Problem with Glance in mutliple AZ

osism / issues

This repository is used for bug reports that are cross-project or not bound to a specific repository (or to an unknown repository).

https://www.osism.tech

1 stars 1 forks source link

Problem with Glance in mutliple AZ #638

Closed chschilling closed 1 year ago

chschilling commented 1 year ago

Hey everybody,

in our setup, we have three availability zones for computes, our three control-nodes are split between these az's. every AZ has its own ceph cluster for RBD.

As we want to have a synchronized glance available in all three azs, we mirrored the pool from az-a to az-b and az-d. That is not helpful at the and, as glance is not aware of that, as direct_url is always pointing to az_a cluster.

So every time a machine is spawned in b or d, image is loaded from az-a cluster what takes long time.

Is there any experience, how that should be configured correctly? Do we need to create multiple backends? Can we create one backend per az and simply add "rbd_locations" to the image?

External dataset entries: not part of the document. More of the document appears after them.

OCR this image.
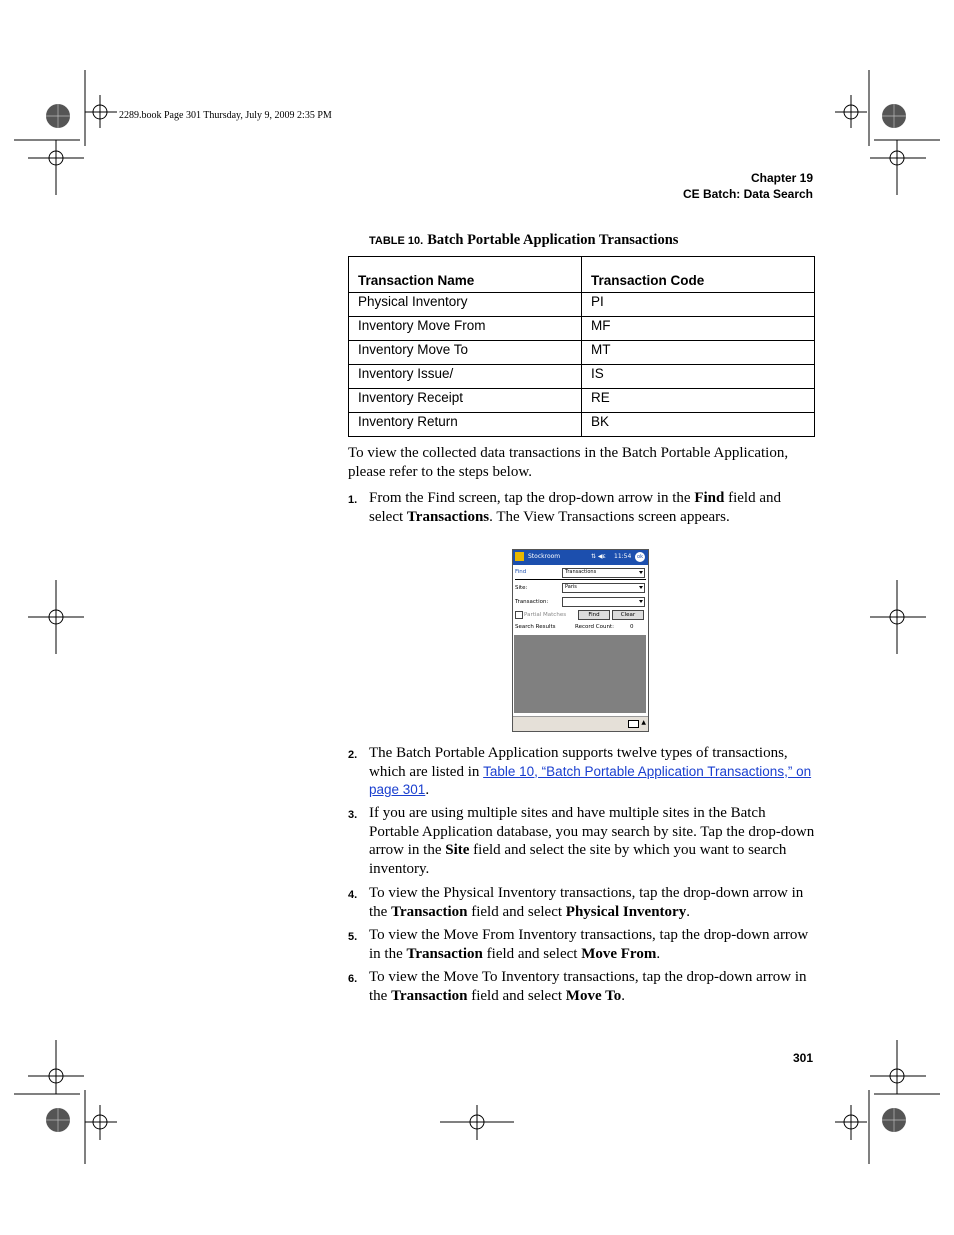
2289.book Page 301 Thursday, July 9, 2009 2:35 PM
Chapter 19
CE Batch: Data Search
TABLE 10. Batch Portable Application Transactions
Transaction Name	Transaction Code
Physical Inventory	PI
Inventory Move From	MF
Inventory Move To	MT
Inventory Issue/	IS
Inventory Receipt	RE
Inventory Return	BK

To view the collected data transactions in the Batch Portable Application, please refer to the steps below.

1. From the Find screen, tap the drop-down arrow in the Find field and select Transactions. The View Transactions screen appears.
Stockroom	⇅ ◀ε 11:54	ok
Find	Transactions
Site:	Paris
Transaction:
Partial Matches	Find	Clear
Search Results	Record Count:	0
▲
2. The Batch Portable Application supports twelve types of transactions, which are listed in Table 10, “Batch Portable Application Transactions,” on page 301.
3. If you are using multiple sites and have multiple sites in the Batch Portable Application database, you may search by site. Tap the drop-down arrow in the Site field and select the site by which you want to search inventory.
4. To view the Physical Inventory transactions, tap the drop-down arrow in the Transaction field and select Physical Inventory.
5. To view the Move From Inventory transactions, tap the drop-down arrow in the Transaction field and select Move From.
6. To view the Move To Inventory transactions, tap the drop-down arrow in the Transaction field and select Move To.
301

We have these options enabled show_multiple_locations = True show_image_direct_url = True

Hope you can help here.

Greetings,

Christian

osfrickler commented 1 year ago

This doesn't directly answer your question, but have you seen https://wiki.openstack.org/wiki/OSSN/OSSN-0090 ? Neither show_multiple_locations nor show_image_direct_url should be enabled for customer facing Glance APIs. Also neither Kolla nor OSISM currently support setting up dedicated internal-only Glance API servers. So the current suggestion is to disable these options and accept the price of longer block-device creation times.

chschilling commented 1 year ago

Good point, we'll discuss how we'll handle that.

berendt commented 1 year ago

We have a similar situation because we built Glance against a dedicated cluster with object storage. We solved this by using the image cache of Cinder.

https://docs.openstack.org/cinder/latest/admin/image-volume-cache.html

However, the cache is only filled by an image the first time it is used. We have solved the problem by adding a function in our project manager that performs a pre-heat of the cache. The pre-Heat creates a volume of one image in each storage AZ in a special project in a domain. This means that the cache is filled directly and the image is not removed from the cache because the volume remains.

chschilling commented 1 year ago

That sounds promising - that could solve multiple problems as we can move glance to s3 as well then. Is it possible to share the pre-heat function?

Greetings,

Christian

berendt commented 1 year ago

The pre-heat code is part of the osism/openstack-project-manager: https://github.com/osism/openstack-project-manager/blob/main/src/manage.py#L709-L758

chschilling commented 1 year ago

thx Think we can close that so far for now. We will discuss that and will go forward using the pre-heating.